17 September 2008

Stick a Fork in Him

Larry Brooks has written three consecutive stories in the past two weeks detailing the non-details about Brendan Shanahan’s murky situation with the Rangers. Bottom-line: Brendan wants to play for the Rangers and he does not have a contract. Larry has a man-crush on Brendan.

Camp has started and Shanahan is not on the ice at the Ranger training facility. Good. I had no problem with the Ranger version 1, and Ranger version 2 of Shanny. But I say "no" to a potential version 3. Shanahan displayed an alarming drop-off in production during the second half of last season. And his defense and power-play skills looked extremely diminished.

Some fans in the Ranger universe have suggested that he could play less minutes on the 3rd or 4th line.

I’m not going to draw cute little proposed line charts but, personally, I would hope the Rangers 4th line is such a hard skating, hard banging 4th line that an old guy like Shanahan would look out of place out there.

A similar thing can be said about the 3rd line — being an energy line. Shanahan chugging up the ice behind the play is not going to help anyone except the medic alert company.

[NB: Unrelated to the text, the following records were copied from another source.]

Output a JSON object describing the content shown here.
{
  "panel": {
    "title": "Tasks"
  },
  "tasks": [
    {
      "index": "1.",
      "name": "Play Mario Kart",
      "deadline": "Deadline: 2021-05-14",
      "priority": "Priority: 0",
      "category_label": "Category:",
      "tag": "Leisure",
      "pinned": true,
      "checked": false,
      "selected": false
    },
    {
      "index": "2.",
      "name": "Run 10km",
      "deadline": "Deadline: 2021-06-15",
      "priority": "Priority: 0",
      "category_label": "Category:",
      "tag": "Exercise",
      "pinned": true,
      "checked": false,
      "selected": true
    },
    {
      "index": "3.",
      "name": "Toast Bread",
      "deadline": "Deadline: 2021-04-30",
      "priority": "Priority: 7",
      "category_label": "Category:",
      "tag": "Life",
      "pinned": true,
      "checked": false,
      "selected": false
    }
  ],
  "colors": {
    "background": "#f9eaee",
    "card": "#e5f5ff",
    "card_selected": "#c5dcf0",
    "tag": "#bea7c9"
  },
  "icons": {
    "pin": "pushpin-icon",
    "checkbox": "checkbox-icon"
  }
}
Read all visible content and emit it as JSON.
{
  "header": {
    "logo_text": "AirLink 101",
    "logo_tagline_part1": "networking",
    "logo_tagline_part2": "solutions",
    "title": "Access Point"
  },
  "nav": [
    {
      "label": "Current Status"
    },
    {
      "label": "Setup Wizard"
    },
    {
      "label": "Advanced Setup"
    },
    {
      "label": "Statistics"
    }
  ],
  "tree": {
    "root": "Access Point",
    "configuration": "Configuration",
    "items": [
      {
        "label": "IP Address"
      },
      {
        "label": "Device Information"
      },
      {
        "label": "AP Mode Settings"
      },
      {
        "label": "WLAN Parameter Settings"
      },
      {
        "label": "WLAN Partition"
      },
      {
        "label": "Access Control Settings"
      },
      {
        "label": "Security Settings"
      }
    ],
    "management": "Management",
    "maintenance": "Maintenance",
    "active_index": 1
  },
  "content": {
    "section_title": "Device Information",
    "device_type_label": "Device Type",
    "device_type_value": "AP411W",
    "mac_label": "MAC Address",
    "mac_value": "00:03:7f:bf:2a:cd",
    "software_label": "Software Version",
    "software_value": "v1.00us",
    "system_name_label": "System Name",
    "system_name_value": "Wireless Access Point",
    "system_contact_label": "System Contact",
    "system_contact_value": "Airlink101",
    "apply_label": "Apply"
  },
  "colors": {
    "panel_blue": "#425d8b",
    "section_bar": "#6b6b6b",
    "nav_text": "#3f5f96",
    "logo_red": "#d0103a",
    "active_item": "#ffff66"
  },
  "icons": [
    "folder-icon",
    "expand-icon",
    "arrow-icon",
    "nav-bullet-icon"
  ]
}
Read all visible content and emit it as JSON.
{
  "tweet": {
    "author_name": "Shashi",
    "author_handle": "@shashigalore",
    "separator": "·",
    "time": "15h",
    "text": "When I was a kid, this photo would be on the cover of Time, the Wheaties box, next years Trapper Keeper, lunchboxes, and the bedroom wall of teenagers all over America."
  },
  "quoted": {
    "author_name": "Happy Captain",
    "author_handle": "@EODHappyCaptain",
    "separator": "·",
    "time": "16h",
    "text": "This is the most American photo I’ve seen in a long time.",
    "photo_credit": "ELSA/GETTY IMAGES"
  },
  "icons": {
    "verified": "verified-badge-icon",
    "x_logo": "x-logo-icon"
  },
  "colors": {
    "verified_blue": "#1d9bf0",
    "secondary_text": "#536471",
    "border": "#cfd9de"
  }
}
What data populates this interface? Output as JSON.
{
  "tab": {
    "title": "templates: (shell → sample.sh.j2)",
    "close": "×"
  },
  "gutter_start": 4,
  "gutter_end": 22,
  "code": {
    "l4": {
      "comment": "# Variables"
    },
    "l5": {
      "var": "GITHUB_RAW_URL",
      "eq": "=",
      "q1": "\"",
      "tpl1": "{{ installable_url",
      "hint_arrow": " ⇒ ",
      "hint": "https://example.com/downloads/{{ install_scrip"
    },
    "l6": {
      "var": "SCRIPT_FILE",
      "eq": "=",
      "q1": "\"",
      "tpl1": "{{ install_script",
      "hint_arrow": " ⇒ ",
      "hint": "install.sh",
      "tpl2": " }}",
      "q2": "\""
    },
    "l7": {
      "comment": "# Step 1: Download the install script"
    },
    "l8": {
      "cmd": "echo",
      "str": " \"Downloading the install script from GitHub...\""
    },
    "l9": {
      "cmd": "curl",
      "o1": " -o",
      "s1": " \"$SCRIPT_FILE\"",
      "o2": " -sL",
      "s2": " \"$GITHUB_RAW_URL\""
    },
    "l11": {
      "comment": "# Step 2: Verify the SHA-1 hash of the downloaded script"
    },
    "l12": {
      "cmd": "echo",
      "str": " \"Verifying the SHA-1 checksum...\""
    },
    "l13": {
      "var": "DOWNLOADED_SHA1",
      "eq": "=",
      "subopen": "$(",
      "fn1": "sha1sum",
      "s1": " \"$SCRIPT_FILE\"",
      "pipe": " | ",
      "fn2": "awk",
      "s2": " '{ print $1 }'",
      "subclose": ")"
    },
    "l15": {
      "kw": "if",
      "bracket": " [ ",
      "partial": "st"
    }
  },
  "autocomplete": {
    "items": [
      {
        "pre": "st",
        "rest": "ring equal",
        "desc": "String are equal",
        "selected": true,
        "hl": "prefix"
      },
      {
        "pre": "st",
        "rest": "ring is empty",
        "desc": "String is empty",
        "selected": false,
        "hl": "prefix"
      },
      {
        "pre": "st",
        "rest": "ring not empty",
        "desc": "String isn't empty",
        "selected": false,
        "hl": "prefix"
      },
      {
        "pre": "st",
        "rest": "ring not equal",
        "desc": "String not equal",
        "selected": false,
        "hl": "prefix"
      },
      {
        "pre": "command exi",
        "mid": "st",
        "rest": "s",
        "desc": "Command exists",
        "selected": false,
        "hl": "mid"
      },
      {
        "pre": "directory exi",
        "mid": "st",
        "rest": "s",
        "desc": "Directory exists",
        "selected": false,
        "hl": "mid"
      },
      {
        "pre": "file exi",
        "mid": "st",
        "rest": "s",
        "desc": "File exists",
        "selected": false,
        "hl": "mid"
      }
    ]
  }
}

Some within the nutty Ranger universe have talked about the value of his one-timer. As good as it is — the one-timer is typically not a shot used too often on a 3rd or 4th line. Those lines only occasionally set up the offense with the cycle. Instead they are cutting to and from the net, attacking at angles, not nifty little passes back to the slot allowing for a 1-timer. Shanahan is wrong for those lines. He used to be a top 6 forward. But he is no longer the best option for the Rangers.

The last argument used by the sign-shanny-now crowd is his leadership. Of course this leadership role assumes diminished ice-time. This is the most precarious reason of all. If there is one thing true about the dog-eat-dog world of hockey is that leadership is not a give-away quota program. In hockey leadership happens with play on the ice. Not in the locker room. Shanahan himself told goofy Larry Brooks — "I appreciate compliments about my role as a leader or mentor, but I'm not playing in the NHL this year to be a, 'Good locker room guy,' . . ."

Glad to see Brendan agrees. Now answer the phone from John Davidson, or Brian Burke. Obviously they don’t see the fork stuck in your backside.

1 comment:

Brushback said...

Ha! That's great.

This blog's gonna be different, I can tell already.